In those twenty years, Schachter grew increasingly interested in the spiritual ecumenism and experimentation he encountered on college campuses, an encounter that estranged him from his Chabad origins. He was effectively "divorced" from the Lubavitcher hasidim over issues relating to his controversial immersion in modern culture and other religions, but he continued his life’s work as an "independent" hasid, teaching the experiential dimensions of Hasidism as one of the world's great spiritual traditions. The same year he received his DHL, while a postdoctoral fellow at Brandeis University, he was instrumental in launching the havurah movement in American Judaism when he and a small group of others formed Havurat Shalom in Somerville, MA.

The following year, inspired by Havurat Shalom, Christian Trappist spirituality and the discovery and circulation of the Dead Sea Scrolls, Schachter founded the B'nai Or Religious Fellowship (now ALEPH: Alliance for Jewish Renewal) with a small circle of students who wished to form an intentional spiritual community not found in existing Jewish institutions.

After years of cultivating his own vision of Jewish leadership, Schachter finally ordained his first rabbi, Daniel Siegel of Boston (one of the current leaders of ALEPH), in 1974. At the same time, he helped found the Aquarian Minyan of Berkeley, California, the west coast anchor of a new kind of Judaism deeply immersed in Judaism’s Hasidic spiritual tradition while simultaneously engaged with modern American ecumenism.

 Edis Jurcys, 2005.

Rabbi Schachter-Shalomi in Denver, Colorado (2005). Photo credit: Edis Jurcys, 2005.

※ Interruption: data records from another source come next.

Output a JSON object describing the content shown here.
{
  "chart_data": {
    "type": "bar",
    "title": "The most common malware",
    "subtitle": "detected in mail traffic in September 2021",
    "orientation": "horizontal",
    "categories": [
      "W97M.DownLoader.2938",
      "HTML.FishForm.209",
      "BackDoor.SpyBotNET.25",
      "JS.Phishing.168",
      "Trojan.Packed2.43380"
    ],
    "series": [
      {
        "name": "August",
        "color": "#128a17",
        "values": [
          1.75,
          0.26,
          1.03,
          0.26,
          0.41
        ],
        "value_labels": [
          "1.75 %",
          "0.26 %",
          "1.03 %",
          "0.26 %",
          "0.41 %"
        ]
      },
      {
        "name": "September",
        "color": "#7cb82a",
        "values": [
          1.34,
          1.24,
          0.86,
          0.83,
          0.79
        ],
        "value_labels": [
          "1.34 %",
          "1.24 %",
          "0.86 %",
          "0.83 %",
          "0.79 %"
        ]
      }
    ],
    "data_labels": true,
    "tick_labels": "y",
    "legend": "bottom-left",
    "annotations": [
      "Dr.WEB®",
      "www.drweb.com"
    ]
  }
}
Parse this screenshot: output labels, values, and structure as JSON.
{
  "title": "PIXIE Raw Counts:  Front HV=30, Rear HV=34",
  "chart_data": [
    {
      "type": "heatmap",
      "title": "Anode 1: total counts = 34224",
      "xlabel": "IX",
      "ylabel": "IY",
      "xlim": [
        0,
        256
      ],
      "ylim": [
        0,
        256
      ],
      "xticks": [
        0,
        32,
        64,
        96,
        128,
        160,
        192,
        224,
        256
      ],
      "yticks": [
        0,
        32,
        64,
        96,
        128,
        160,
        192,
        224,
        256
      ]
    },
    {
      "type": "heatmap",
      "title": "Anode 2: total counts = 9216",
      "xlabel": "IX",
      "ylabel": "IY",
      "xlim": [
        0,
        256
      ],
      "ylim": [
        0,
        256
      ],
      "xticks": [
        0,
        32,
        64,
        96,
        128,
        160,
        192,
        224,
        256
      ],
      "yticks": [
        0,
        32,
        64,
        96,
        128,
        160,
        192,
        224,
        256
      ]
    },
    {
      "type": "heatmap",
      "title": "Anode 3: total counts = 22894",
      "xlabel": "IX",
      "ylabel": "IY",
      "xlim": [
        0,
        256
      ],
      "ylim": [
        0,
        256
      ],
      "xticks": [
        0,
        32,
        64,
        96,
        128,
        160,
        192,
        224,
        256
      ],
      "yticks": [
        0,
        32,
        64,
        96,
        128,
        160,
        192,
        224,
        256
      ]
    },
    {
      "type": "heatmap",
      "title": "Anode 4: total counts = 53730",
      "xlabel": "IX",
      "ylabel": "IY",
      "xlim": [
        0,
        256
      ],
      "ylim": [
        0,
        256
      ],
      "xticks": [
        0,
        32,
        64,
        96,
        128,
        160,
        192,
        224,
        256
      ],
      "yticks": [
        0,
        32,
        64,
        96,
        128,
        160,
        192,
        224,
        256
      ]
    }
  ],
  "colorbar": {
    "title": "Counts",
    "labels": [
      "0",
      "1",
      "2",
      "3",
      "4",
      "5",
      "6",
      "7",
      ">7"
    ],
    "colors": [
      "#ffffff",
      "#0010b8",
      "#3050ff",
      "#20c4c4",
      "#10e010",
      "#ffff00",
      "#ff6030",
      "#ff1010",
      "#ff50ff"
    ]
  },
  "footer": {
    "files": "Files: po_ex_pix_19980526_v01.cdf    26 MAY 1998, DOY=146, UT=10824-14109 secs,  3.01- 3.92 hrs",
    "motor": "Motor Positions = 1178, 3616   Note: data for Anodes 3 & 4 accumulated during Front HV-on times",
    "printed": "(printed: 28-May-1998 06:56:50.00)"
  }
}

As he was laying the groundwork for this form of post-war American Judaism, he began to study Sufism and meet with Sufis in California. This encounter led to his initiation as a Sheikh in the Sufi Order of Hazrat Inayat Khan in 1975. That year he also became professor of Jewish Mysticism and Psychology of Religion at Temple University where he stayed until his early retirement in 1987, when he was named professor emeritus.

]In 1980, as certain denominations of American Judaism began entertaining the idea of opening the rabbinate to women, Schachter and two others ordained one of the early influential women rabbis, Rabbi Lynn Gottlieb (who was later based in New Mexico).

As Schachter, who added the name Shalomi (based on the word shalom or peace in Hebrew) as a way of signally his desire for ‘peace’ in Israel and around the world, turned sixty, he began feeling his body aging. In 1985, Schachter-Shalomi took a forty-day retreat at the Lama Foundation in New Mexico and emerged with a new teaching that became the foundation of his book From Age-ing to Sage-ing and the catalyst for the Spiritual Eldering movement.

Eight years after his formal retirement from Temple, in 1995 he moved to Boulder, Colorado, and accepted the World Wisdom Chair at the Naropa Institute (later Naropa University) and found a home from which he could finally teach contemplative Judaism and ecumenical spirituality in an accredited academic setting.

In 2004, Schachter retired from Naropa University. That year, he also co-founded The Desert Fellowship of the Message, the Sufi-Hasidic, Inayati-Maimuni Order with Netanel Miles-Yepez, combining the Jewish Hasidic and Islamic Sufi traditions.

Rabbi Zalman Schachter-Shalomi passed away peacefully on July 3, 2014 at the age of 89.